We previously reported that activity of the large conductance calcium-activated potassium (big-K, BK) channel
is suppressed by intracellular Aβ in cortical pyramidal cells, and that this suppression was reversed by expression of the
scaffold protein Homer1a in 3xTg Alzheimer’s disease model mice. Homer1a is known to be expressed by physiological
photic stimulation (PS) as well. The possibility thus arises that PS also reverses Aβ-induced suppression of BK channels,
and thereby improves cognition in 3xTg mice. This possibility was tested here. Chronic application of 6-hour-long PS (frequency,
2 Hz; duty cycle, about 1/10; luminance, 300 lx) daily for 4 weeks improved contextual and tone-dependent fear
memory in 3xTg mice and, to a lesser extent, Morris water maze performance as well. Hippocampal long-term potentiation
was also enhanced after PS. BK channel activity in cingulate cortex pyramidal cells and lateral amygdalar principal cells,
suppressed in 3xTg mice, were facilitated. In parallel, neuronal excitability, elevated in 3xTg mice, was recovered to the
control level. Gene expression of BK channel, as well as that of the scaffold protein Homer1a, was found decreased in 3xTg
mice and reversed by PS. It is known that Homer1a is an activity-dependently inducible immediate early gene product.
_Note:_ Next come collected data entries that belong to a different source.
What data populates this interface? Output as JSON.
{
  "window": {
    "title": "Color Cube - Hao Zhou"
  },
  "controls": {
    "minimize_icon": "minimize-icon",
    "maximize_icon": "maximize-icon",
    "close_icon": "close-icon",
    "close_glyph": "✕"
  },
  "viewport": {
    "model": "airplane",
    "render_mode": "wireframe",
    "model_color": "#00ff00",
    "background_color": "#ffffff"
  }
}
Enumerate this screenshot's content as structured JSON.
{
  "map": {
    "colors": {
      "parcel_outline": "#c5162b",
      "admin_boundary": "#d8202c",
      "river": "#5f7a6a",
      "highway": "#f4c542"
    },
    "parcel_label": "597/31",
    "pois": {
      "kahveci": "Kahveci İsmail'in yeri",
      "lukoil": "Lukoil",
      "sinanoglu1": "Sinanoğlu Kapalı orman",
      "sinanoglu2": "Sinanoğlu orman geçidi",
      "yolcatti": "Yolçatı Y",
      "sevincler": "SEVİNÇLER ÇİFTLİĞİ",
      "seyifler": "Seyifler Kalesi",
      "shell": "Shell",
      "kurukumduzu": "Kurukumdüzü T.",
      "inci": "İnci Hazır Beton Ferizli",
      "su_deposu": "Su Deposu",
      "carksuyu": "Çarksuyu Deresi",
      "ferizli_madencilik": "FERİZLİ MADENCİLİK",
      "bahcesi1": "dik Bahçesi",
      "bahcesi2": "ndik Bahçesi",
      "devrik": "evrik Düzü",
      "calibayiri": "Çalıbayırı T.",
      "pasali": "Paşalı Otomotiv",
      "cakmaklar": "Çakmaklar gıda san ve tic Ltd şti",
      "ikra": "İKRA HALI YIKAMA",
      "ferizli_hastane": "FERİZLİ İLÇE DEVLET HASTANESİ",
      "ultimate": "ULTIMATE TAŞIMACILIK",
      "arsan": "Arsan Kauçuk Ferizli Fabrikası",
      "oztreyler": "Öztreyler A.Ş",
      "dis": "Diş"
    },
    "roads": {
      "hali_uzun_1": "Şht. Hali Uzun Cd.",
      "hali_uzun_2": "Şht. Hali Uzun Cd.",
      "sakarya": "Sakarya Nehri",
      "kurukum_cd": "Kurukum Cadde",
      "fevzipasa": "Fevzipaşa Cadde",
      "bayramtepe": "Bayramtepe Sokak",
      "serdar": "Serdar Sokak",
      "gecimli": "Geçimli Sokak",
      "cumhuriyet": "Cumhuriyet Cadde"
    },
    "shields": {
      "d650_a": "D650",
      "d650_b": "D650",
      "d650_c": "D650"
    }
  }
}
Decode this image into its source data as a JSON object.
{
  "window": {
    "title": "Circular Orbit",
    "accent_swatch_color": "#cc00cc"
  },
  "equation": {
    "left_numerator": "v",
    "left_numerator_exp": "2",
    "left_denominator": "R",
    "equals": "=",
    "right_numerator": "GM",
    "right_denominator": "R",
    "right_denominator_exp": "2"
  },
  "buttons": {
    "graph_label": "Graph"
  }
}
Consistently, our previous findings showed that Homer1a induced by electrical stimulation facilitated BK channels. By using
Homer1a knockouts, we showed that the present PS-induced BK channel facilitation is mediated by Homer1a expression.
We thus propose that PS might be potentially useful as a non-invasive therapeutic measure against Alzheimer’s disease.